Atom (multi-OS, in rapid development, OSS)
Notepad++ (Windows-only, free software)

Create a new file with the names, birth years and birth places of your parents, as well as any siblings or children.

use one line per person
separate the data fields using a comma
name the data columns on the first line of the file
save the file with the extension .csv

The file you created above should appear in the Files-tab of JupyterLab. Check that the format of the file is correct by double-clicking on it: a new view to it should open, showing you the contents in tabular form.

Partitions and file systems

Find out how your hard drive is partitioned and what file system the main, system-drive is formatted with.

Windows

Open Control Panel -> System and Security -> Administrative Tools, right-click on Computer Management and select Run as Administrator.
Under Storage, select Disk Management

Mac

The Disk Utility app will not show you hidden partitions (typical of macOS: if you know enough to ask this question, you can also handle the fact that no graphical utilities exist to view them!).

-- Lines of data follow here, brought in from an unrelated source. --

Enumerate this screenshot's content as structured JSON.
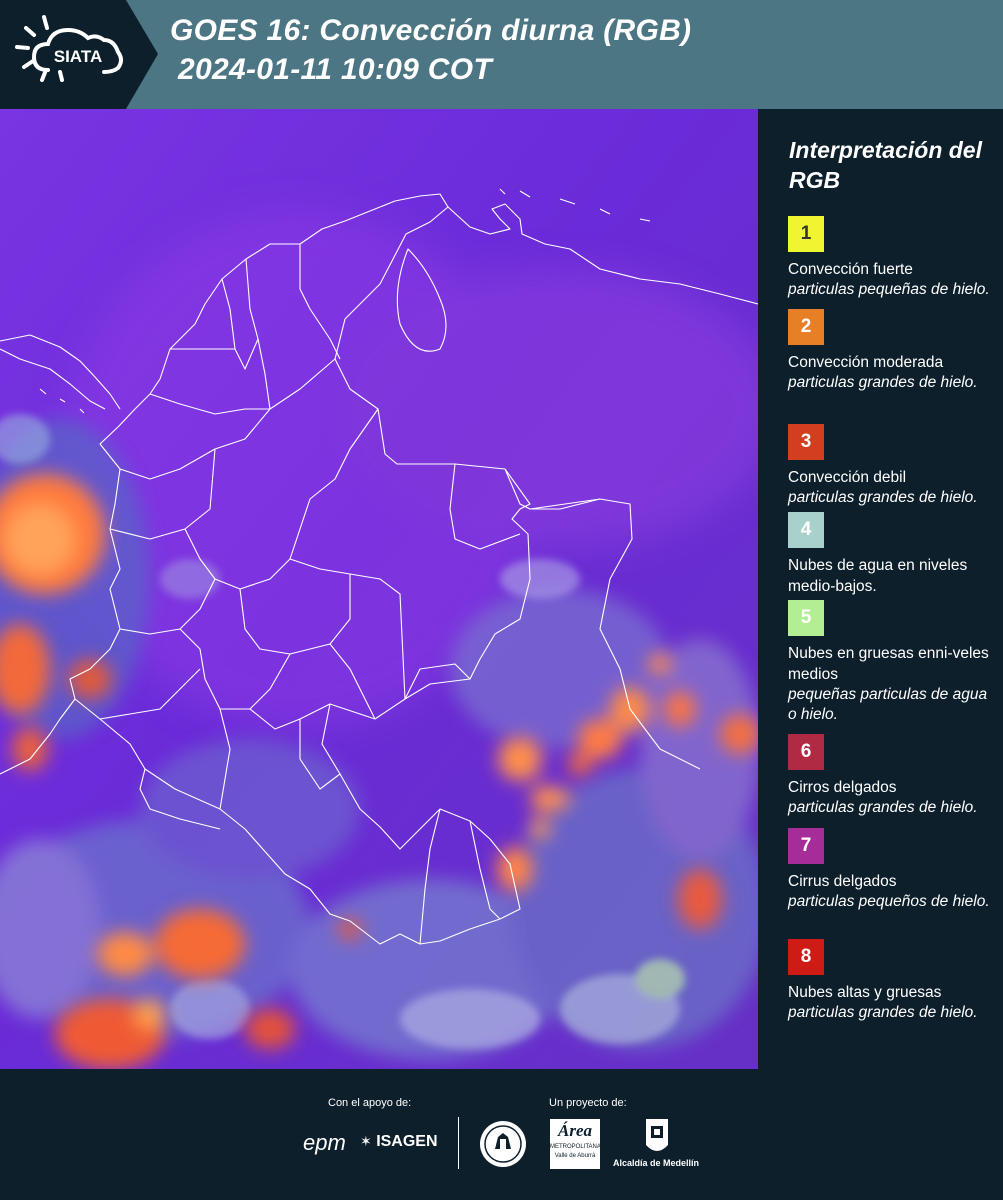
{
  "header": {
    "logo_text": "SIATA",
    "title_line1": "GOES 16: Convección diurna (RGB)",
    "title_line2": "2024-01-11 10:09 COT",
    "background_color": "#4d7684"
  },
  "legend": {
    "title": "Interpretación del RGB",
    "items": [
      {
        "number": "1",
        "color": "#f0f531",
        "number_color": "#333333",
        "main": "Convección fuerte",
        "sub": "particulas pequeñas de hielo."
      },
      {
        "number": "2",
        "color": "#e77f27",
        "number_color": "#ffffff",
        "main": "Convección moderada",
        "sub": "particulas grandes de hielo."
      },
      {
        "number": "3",
        "color": "#d23f1f",
        "number_color": "#ffffff",
        "main": "Convección debil",
        "sub": "particulas grandes de hielo."
      },
      {
        "number": "4",
        "color": "#a9d1cc",
        "number_color": "#ffffff",
        "main": "Nubes de agua en niveles medio-bajos.",
        "sub": ""
      },
      {
        "number": "5",
        "color": "#b3ee95",
        "number_color": "#ffffff",
        "main": "Nubes en gruesas enni-veles medios",
        "sub": "pequeñas particulas de agua o hielo."
      },
      {
        "number": "6",
        "color": "#b02a43",
        "number_color": "#ffffff",
        "main": "Cirros delgados",
        "sub": "particulas grandes de hielo."
      },
      {
        "number": "7",
        "color": "#a52c99",
        "number_color": "#ffffff",
        "main": "Cirrus delgados",
        "sub": "particulas pequeños de hielo."
      },
      {
        "number": "8",
        "color": "#cf1b16",
        "number_color": "#ffffff",
        "main": "Nubes altas y gruesas",
        "sub": "particulas grandes de hielo."
      }
    ]
  },
  "footer": {
    "support_caption": "Con el apoyo de:",
    "project_caption": "Un proyecto de:",
    "sponsor_epm": "epm",
    "sponsor_isagen": "ISAGEN",
    "area_metro_lines": [
      "Área",
      "METROPOLITANA",
      "Valle de Aburrá"
    ],
    "alcaldia": "Alcaldía de Medellín"
  },
  "map": {
    "base_color": "#6a2bd8",
    "border_color": "#ffffff"
  }
}
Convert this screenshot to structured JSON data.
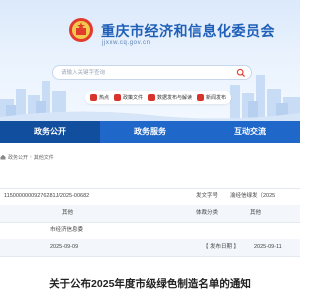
{
  "site": {
    "title": "重庆市经济和信息化委员会",
    "domain": "jjxxw.cq.gov.cn"
  },
  "search": {
    "placeholder": "请输入关键字查询"
  },
  "quick_links": [
    {
      "label": "热点",
      "icon": "hot-icon"
    },
    {
      "label": "政策文件",
      "icon": "document-icon"
    },
    {
      "label": "数据发布与解读",
      "icon": "chart-icon"
    },
    {
      "label": "新闻发布",
      "icon": "megaphone-icon"
    }
  ],
  "main_nav": {
    "tabs": [
      {
        "label": "政务公开",
        "active": true
      },
      {
        "label": "政务服务",
        "active": false
      },
      {
        "label": "互动交流",
        "active": false
      }
    ]
  },
  "breadcrumb": {
    "items": [
      "政务公开",
      "其他文件"
    ]
  },
  "meta": {
    "index_number": "11500000009276281J/2025-00682",
    "issuing_no_label": "发文字号",
    "issuing_no_value": "渝经信绿发〔2025",
    "topic_value": "其他",
    "body_label": "体裁分类",
    "body_value": "其他",
    "issuer_value": "市经济信息委",
    "date_value": "2025-09-09",
    "publish_label": "【 发布日期 】",
    "publish_value": "2025-09-11"
  },
  "document": {
    "title": "关于公布2025年度市级绿色制造名单的通知"
  },
  "colors": {
    "brand_blue": "#1f67c8",
    "active_tab": "#124e9e",
    "quick_icon_red": "#d9342b"
  }
}
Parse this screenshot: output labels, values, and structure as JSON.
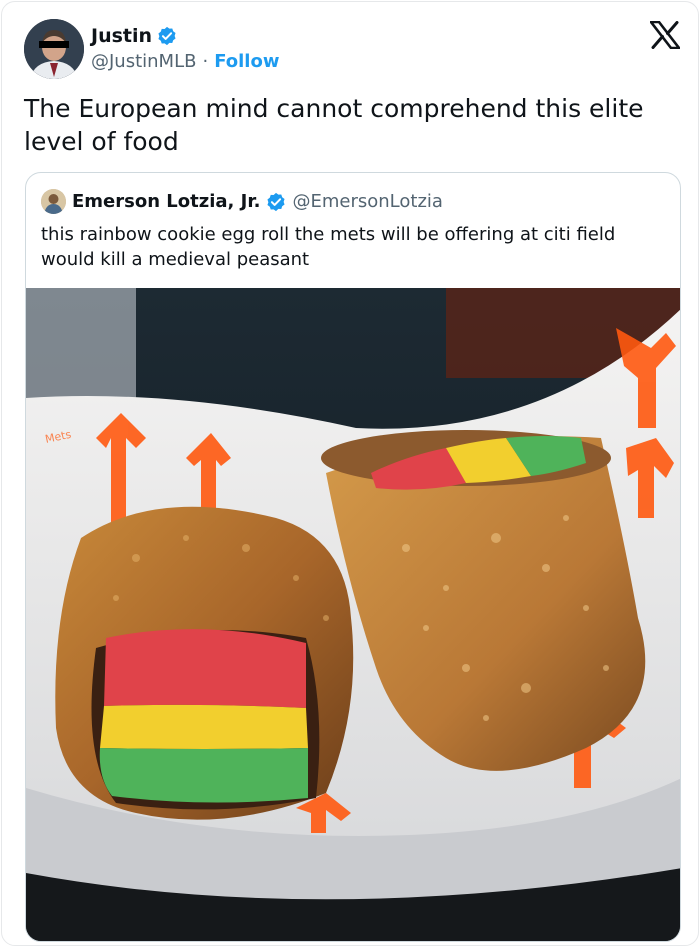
{
  "tweet": {
    "author_name": "Justin",
    "author_handle": "@JustinMLB",
    "separator": "·",
    "follow_label": "Follow",
    "text": "The European mind cannot comprehend this elite level of food"
  },
  "quoted_tweet": {
    "author_name": "Emerson Lotzia, Jr.",
    "author_handle": "@EmersonLotzia",
    "text": "this rainbow cookie egg roll the mets will be offering at citi field would kill a medieval peasant"
  },
  "colors": {
    "verified_badge": "#1d9bf0",
    "follow_link": "#1d9bf0",
    "mets_orange": "#ff5910",
    "cookie_red": "#e0434a",
    "cookie_yellow": "#f2cf2e",
    "cookie_green": "#4fb35a"
  },
  "icons": {
    "verified": "verified-badge-icon",
    "platform_logo": "x-logo-icon"
  }
}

Instead, you need to open the Utilities -> Terminal app, and into the window, type:

diskutil list

For more details on the disk(s) and partition(s), you can say e.g.:

diskutil info disk1

Linux

sudo fdisk -l

Yes, even the VM operates with the concept of partitions.

Network file system: Dropbox

If you have the Dropbox desktop extension installed, you can place a file in a folder on your PC, after which that file will be accessible from other devices you have access to. Try to 'follow the bits' when you do this; what is physically going on?